Culture economy as a driver for job creation in Africa 
Kenya- Maasai Market
Women traders in Nairobi's Maasai market
 
With the right framework, culture can be harnessed to create sustainable jobs and support communities, while also creating opportunities for young people to use their skills across Africa. In fact, culture generates more than 60% of employment directly or indirectly in countries where it has been identified as a priority sector by national governments (for example Brazil).In this case, it is considered an economic asset for governments that invest in cultural industries as well as local economies where they operate. 
Culture economies also boost innovation by providing opportunities to connect people with new technologies (which could lead them away from poverty), while at the same time helping prevent mass migration caused by lack of opportunity at home. A great example of this is the initiative taken by Italian company Efeso-  which uses artisans' skills to produce furniture made entirely out of wood which has been salvaged from landfill sites across Africa’s urban areas so that none goes wasted.
 
This approach will help empower local communities while creating jobs in sectors such as hospitality services, creative industries and manufacturing. In addition, it can strengthen our sense of nationhood by promoting pan-Africanism through celebrating our shared cultures on an international stage.
 
Building a Culture marketplace
How then, can we make sense of this new paradigm? Where do we start? A culture marketplace, like Mawu Africa, is essential for driving sustainable socio-economic growth, bridging skills gaps,  promoting trade, supporting indigenous businesses, accelerating research & innovation and improving social cohesion.
 
Building a culture marketplace requires everyone to have access to information about each other’s activities so they can plan accordingly. This means that data on which countries have what kinds of laws or regulations around cultural heritage will need to be shared widely across borders. Stakeholders will then be able to make informed decisions at every stage of their operations within a particular country's economy or market. Initiatives like the African Continental Free Trade Area (AfCFTA) are a step in the right direction.
 
The culture marketplace is a process that requires collaboration between governments, businesses and civil society as well as with local communities who are the primary stakeholders in their own cultural heritage.
 
The process of building a culture marketplace can be thought of as a series of steps. 
Building a culture marketplace - Mawu Africa
Step one is to recognize the potential for economic development in cultural goods and services, which opens up opportunities for new forms of entrepreneurship and employment.
step two is building awareness about these opportunities among creatives and entrepreneurs.
step three is enabling access to resources such as finance.
step four is building capacity within communities so they understand how to develop their own markets.
step five is creating incentives for entrepreneurs so they will start businesses selling cultural products.
step six involves creating systems where buyers can find sellers easily.
finally, 
Steps seven through nine involve scaling up these initiatives across different regions.
 
Africa has a lot to offer the rest of the world, and it's time we started putting its cultural heritage on the map.
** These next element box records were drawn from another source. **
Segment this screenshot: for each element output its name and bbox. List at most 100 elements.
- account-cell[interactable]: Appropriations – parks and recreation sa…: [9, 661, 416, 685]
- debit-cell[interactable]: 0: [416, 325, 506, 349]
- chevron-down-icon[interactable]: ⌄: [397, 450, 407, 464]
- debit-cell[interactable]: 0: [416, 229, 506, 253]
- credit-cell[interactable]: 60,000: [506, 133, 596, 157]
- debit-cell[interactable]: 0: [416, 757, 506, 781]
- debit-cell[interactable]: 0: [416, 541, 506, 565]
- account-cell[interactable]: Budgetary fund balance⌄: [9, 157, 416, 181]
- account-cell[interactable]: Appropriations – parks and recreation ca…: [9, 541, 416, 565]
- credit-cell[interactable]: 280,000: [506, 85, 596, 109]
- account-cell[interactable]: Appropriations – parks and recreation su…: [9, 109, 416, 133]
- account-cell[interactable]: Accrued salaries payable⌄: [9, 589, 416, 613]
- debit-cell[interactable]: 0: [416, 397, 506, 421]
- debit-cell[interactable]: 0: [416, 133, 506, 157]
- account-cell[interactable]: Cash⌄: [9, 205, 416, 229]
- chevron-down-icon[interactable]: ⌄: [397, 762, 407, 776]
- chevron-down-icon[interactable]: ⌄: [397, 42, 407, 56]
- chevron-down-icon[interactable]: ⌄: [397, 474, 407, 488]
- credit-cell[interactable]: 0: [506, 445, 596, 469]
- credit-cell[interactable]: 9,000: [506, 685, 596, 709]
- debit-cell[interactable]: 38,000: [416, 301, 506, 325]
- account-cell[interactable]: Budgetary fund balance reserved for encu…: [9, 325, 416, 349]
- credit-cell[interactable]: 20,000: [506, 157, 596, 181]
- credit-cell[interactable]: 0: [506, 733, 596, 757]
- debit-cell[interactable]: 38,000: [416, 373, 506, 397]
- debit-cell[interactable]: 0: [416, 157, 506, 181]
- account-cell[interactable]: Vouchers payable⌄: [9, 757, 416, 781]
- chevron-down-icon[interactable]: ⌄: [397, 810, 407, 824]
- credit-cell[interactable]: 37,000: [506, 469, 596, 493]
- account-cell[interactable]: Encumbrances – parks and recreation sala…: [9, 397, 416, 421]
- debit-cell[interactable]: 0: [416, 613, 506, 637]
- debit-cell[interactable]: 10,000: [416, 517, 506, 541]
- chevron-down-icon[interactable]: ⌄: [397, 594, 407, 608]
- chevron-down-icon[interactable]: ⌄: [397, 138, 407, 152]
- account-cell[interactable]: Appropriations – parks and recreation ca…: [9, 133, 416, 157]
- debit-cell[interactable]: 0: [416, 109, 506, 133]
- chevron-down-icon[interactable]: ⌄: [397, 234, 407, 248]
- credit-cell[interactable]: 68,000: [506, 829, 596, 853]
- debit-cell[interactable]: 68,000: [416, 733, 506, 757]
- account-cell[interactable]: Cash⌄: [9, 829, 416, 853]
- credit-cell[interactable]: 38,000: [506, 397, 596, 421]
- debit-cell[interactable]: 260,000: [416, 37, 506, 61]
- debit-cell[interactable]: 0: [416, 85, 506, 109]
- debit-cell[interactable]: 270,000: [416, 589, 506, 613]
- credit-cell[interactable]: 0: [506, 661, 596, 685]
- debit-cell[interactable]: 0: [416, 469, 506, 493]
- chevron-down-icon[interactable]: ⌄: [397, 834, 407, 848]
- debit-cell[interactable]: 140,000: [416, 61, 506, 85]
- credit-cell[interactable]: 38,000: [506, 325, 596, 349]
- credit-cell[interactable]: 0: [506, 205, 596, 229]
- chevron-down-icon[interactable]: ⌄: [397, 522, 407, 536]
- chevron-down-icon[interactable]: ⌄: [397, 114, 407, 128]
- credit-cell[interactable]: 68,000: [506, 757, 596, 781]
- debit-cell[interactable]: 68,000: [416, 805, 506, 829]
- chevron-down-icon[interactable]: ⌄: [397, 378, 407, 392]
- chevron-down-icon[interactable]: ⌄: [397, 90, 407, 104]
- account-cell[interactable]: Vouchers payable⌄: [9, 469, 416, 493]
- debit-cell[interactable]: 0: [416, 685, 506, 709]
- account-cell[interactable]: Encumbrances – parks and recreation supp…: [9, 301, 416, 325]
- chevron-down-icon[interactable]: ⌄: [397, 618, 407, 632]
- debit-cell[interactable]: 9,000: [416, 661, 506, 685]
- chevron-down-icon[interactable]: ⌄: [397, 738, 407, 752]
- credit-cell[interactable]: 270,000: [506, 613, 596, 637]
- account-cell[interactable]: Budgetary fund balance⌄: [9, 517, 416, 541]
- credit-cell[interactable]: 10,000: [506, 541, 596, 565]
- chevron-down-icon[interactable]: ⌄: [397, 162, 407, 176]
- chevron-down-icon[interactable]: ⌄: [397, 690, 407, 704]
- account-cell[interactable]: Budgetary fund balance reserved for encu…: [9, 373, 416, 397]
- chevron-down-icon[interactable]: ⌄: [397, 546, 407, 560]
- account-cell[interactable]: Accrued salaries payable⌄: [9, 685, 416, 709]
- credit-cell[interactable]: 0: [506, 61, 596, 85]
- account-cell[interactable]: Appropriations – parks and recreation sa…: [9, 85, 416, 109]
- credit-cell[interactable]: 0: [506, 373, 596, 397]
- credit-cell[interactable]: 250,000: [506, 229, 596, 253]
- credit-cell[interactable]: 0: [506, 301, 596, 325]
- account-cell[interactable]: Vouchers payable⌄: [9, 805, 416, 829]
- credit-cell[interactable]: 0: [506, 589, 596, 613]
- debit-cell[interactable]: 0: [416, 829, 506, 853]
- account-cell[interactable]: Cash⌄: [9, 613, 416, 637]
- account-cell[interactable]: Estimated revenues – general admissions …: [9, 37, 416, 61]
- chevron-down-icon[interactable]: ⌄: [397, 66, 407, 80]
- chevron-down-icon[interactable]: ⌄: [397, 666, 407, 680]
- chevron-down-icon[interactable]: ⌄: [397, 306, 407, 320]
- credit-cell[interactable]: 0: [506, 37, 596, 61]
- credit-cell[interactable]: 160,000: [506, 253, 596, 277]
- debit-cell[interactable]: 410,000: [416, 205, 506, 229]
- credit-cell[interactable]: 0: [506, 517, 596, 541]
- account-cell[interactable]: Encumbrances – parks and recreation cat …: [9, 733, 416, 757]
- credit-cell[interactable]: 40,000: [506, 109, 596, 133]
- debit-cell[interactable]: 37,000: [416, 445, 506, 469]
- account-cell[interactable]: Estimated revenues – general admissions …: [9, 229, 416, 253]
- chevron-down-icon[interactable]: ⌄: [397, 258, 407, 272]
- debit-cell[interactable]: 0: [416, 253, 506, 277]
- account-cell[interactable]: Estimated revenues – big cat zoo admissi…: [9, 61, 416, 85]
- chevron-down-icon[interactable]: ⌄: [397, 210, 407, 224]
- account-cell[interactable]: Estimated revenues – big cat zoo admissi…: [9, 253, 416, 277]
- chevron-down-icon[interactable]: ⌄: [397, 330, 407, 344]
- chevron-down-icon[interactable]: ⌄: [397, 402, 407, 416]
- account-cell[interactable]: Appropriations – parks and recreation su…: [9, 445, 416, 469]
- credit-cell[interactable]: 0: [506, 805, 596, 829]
It's not enough to simply celebrate our diversity by visiting a museum or attending an art show; we need to get creative about how we can use culture as a source of economic growth in Africa. The future of work is going to be shaped by creative industries like fashion, handicrafts, film and music - so why aren't we taking advantage of them?
 
The continent is on the verge of a cultural renaissance, and it's time for us all to get involved.